Echappée du régime des talibans, la cycliste Fariba Hashimi réalise l’exploit au mont Lozère

La coureuse a remporté l’étape reine du Tour de l’Ardèche, samedi 7 septembre, faisant d’elle la première Afghane à s’imposer au haut niveau. Un symbole pour celle qui a quitté son pays avec sa sœur, il y a trois ans, pour échapper au retour des fondamentalistes.
Fariba Hashimi, à l'arrivée au sommet du mont Lozère, samedi. (Florian Frison/DPPI. AFP)
publié le 8 septembre 2024 à 13h01

Il s’est passé quelque chose d’important en Lozère, samedi 7 septembre. Aucune image n’a été diffusée, peu de gens l’ont vu, mais ceux qui y étaient s’en souviendront longtemps. Lors de l’étape reine du Tour cycliste féminin international de l’Ardèche, entre la Canourgue et le Mont Lozère, le point culminant des Cévennes, là où règnent la pelouse subalpine et les tourbières aux multiples teintes de rouge, Fariba Hashimi, une jeune Afghane 21 ans, a remporté la victoire. Même si les plus célèbres coureuses du monde sont actuellement en Romandie, elle a devancé des adversaires de qualité, comme Thalita de Jong, récente 10e du Tour de France ou les Françaises Léa Curinier et Marion Bunel (qui vient de gagner le Tour de l’Avenir). Dans un cyclisme féminin progressant à très grande vitesse, c’est la première fois de l’histoire qu’une Afghane gagne une étape d’une course inscrite au calendrier professionnel de l’Union cycliste internationale (UCI).

La victoire de Fariba Hashimi est un symbole évident, au moment où les droits des femmes dans son pays sont toujours plus réprimés. Avec sa sœur Yulduz, son aînée de trois ans, la cycliste a fui l’Afghanistan en 2021 lors du retour au pouvoir des talibans. Depuis, les deux coureuses s’entraînent à Aigle, en Suisse, au centre mondial du cyclisme, institution fondée par l’UCI pour faire émerger des sportifs de régions défavorisées à travers les continents. Début août, elles ont pu participer aux Jeux olympiques.
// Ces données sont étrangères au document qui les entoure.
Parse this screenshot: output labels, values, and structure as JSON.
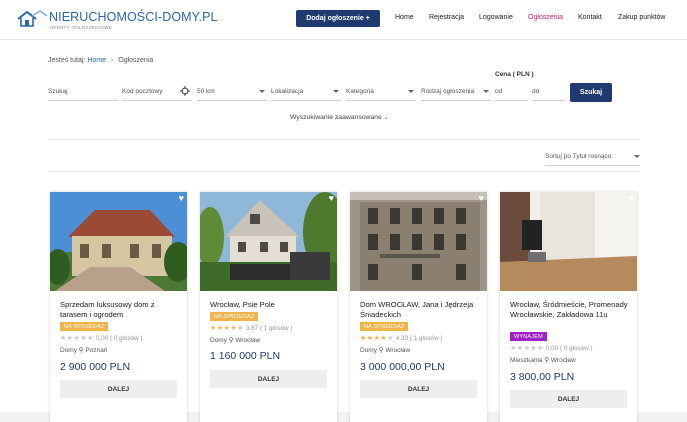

Les deux sœurs se sont même glissées dans la première échappée de la course en ligne et ont ouvert la route pendant des dizaines de bornes vers Paris.

«Elles ont le courage d’aller à l’encontre du pouvoir taliban»

Pour l’italienne Alessandra Cappellotto, ancienne championne du monde, qui les avait repérées lors d’une course à Kaboul et les a aidées à quitter le pays, «les voir brandir leur drapeau lors de la cérémonie d’ouverture a envoyé un grand message, plus fort que n’importe quel chef d’Etat aurait pu envoyer. Fariba et Yulduz sont conscientes du risque qu’elles encourent, elles ont le courage d’aller à l’encontre du pouvoir taliban. Leur famille vit toujours en Afghanistan et a été contrainte de déménager quatre fois au cours de l’année dernière. Leur plus jeune frère a été blessé à la tête avec un couteau. On lui a dit : “C’est pour vos sœurs aux Jeux olympiques.”»

Fariba Hashimi s’améliore sans cesse, se montrant souvent à l’attaque. Samedi, rapporte le Midi Libre, elle s’est échappée une première fois, avant d’être rattrapée puis de repartir. Sur le podium, elle a reçu le maillot rouge de la coureuse la plus combative. Mais elle l’a ouvert pour montrer fièrement, en dessous, le maillot de son équipe du centre mondial du cyclisme, applaudie par sa sœur et coéquipière.

En mai, au site Direct vélo, Fariba Hashimi expliquait : «J’ai envie de dire au monde entier d’aider les femmes afghanes. Monter sur un vélo à l’extérieur, travailler, leur est interdit. Nous voulons montrer que les femmes peuvent tout faire, du vélo et aller de l’avant.» Sur son compte Instagram, elle témoigne avec fierté de sa nouvelle vie, de ses compétitions ou de sa joie d’avoir porté le drapeau aux JO. Elle met aussi des photos de sa dernière course en Afghanistan, avant de devoir s’enfuir. On la voit, avec d’autres femmes, soutenue par les spectateurs. Elle dit qu’elle n’oubliera jamais. Un jour, elle reviendra.